Obs patient Effect Estimate StdErrPred
1 1 z -0.13597 0.23249
2 2 z -0.13323 0.22793
3 3 z -0.06294 0.13813
4 4 z -0.06294 0.13813
5 5 z -0.06294 0.13813
6 6 z -0.06294 0.13813
7 7 z -0.02568 0.11759
8 8 z -0.04499 0.12618
9 9 z -0.02568 0.11759
10 10 z -0.02568 0.11759
11 11 z -0.04499 0.12618
12 12 z -0.02568 0.11759
13 13 z -0.04499 0.12618
14 14 z -0.02568 0.11759
15 15 z 0.05980 0.11618
16 16 z 0.10458 0.12684
17 17 z 0.17147 0.14550
18 18 z 0.06471 0.13807
19 19 z 0.11157 0.14604
20 20 z -0.13406 0.22899
21 21 z -0.12698 0.21667
22 22 z -0.12698 0.21667
23 23 z -0.08506 0.15701
24 24 z -0.08506 0.15701
25 25 z -0.05797 0.13294
26 26 z -0.05797 0.13294
27 27 z -0.05797 0.13294
28 28 z -0.05797 0.13294
29 29 z 0.06420 0.13956
30 30 z -0.05797 0.13294
31 31 z -0.04266 0.12390
32 32 z -0.04266 0.12390
33 33 z 0.07618 0.14132
34 34 z 0.16292 0.16460
35 35 z 0.13193 0.15528
36 36 z 0.06327 0.12124
37 37 z 0.16292 0.16460
38 38 z 0.02074 0.14160


The predicted values and patient-specific survival distributions can be plotted with the SAS code that follows:

proc transpose data=est(keep=estimate)
    out=trest(rename=(col1=gamma col2=b0 col3=b1));
run;

data pred;
   merge eb(keep=estimate) headache(keep=patient group);
   array pp{2} pred1-pred2;
   if _n_ = 1 then set trest(keep=gamma b0 b1);
   do time=11 to 32;
      linp      = b0 - b1*(group-2) + estimate;
      pp{group} = 1-exp(- (exp(-linp)*time)**gamma);
      symbolid  = patient+1;
      output;
   end;
   keep pred1 pred2 time patient;
run;

data pred;
   merge pred
         cdf(where  = (group=1)
             rename = (pred=pcdf1 minutes=minutes1)
             keep   = pred minutes group)
         cdf(where  = (group=2)
             rename = (pred=pcdf2 minutes=minutes2)
             keep   = pred minutes group);
   drop group;
run;

proc sgplot data=pred noautolegend;
   label minutes1='Minutes to Headache Relief'
         pcdf1   ='Estimated Patient-specific CDF';
   series  x=time     y=pred1  /
           group=patient
           lineattrs=(pattern=solid color=black);
   series  x=time     y=pred2  /
           group=patient
           lineattrs=(pattern=dash color=black);
   scatter x=minutes1 y=pcdf1  /
           markerattrs=(symbol=CircleFilled size=9);
   scatter x=minutes2 y=pcdf2  /
           markerattrs=(symbol=Circle       size=9);
run;

The separation of the distribution functions by groups is evident in Output 64.5.12. Most of the distributions of patients in the first group are to the left of the distributions in the second group. The separation is not complete, however. Several patients who are assigned the second pain reliever experience headache relief more quickly than patients assigned to the first group.

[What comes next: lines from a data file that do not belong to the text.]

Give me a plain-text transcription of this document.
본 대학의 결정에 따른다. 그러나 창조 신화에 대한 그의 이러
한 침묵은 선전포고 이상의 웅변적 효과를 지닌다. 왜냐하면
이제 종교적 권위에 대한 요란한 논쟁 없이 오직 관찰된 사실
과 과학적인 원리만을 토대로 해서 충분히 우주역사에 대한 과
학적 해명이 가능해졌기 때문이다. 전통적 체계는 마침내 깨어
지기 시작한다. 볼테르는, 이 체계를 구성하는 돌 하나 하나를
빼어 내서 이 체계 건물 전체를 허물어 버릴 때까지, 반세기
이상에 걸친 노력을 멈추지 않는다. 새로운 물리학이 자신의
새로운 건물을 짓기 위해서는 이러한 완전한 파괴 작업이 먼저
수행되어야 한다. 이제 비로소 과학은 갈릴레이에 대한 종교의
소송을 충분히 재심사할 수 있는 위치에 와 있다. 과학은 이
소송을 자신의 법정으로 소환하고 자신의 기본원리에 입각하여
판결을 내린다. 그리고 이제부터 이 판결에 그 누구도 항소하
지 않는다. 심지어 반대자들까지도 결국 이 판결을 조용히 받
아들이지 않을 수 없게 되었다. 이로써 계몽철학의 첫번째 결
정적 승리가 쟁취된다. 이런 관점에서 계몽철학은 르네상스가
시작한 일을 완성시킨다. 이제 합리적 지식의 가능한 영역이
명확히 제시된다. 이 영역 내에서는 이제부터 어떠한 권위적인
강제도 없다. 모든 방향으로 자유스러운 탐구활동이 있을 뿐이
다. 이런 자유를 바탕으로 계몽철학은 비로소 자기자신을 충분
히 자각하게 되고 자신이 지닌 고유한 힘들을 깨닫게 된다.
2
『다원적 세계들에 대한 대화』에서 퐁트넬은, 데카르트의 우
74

Output 64.5.12: Patient-Specific CDFs and Predicted Values. Pain Reliever 1: Solid Lines, Closed Circles; Pain Reliever 2: Dashed Lines, Open Circles.

Patient-Specific CDFs and Predicted Values. Pain Reliever 1: Solid Lines, Closed Circles; Pain Reliever 2: Dashed Lines, Open Circles.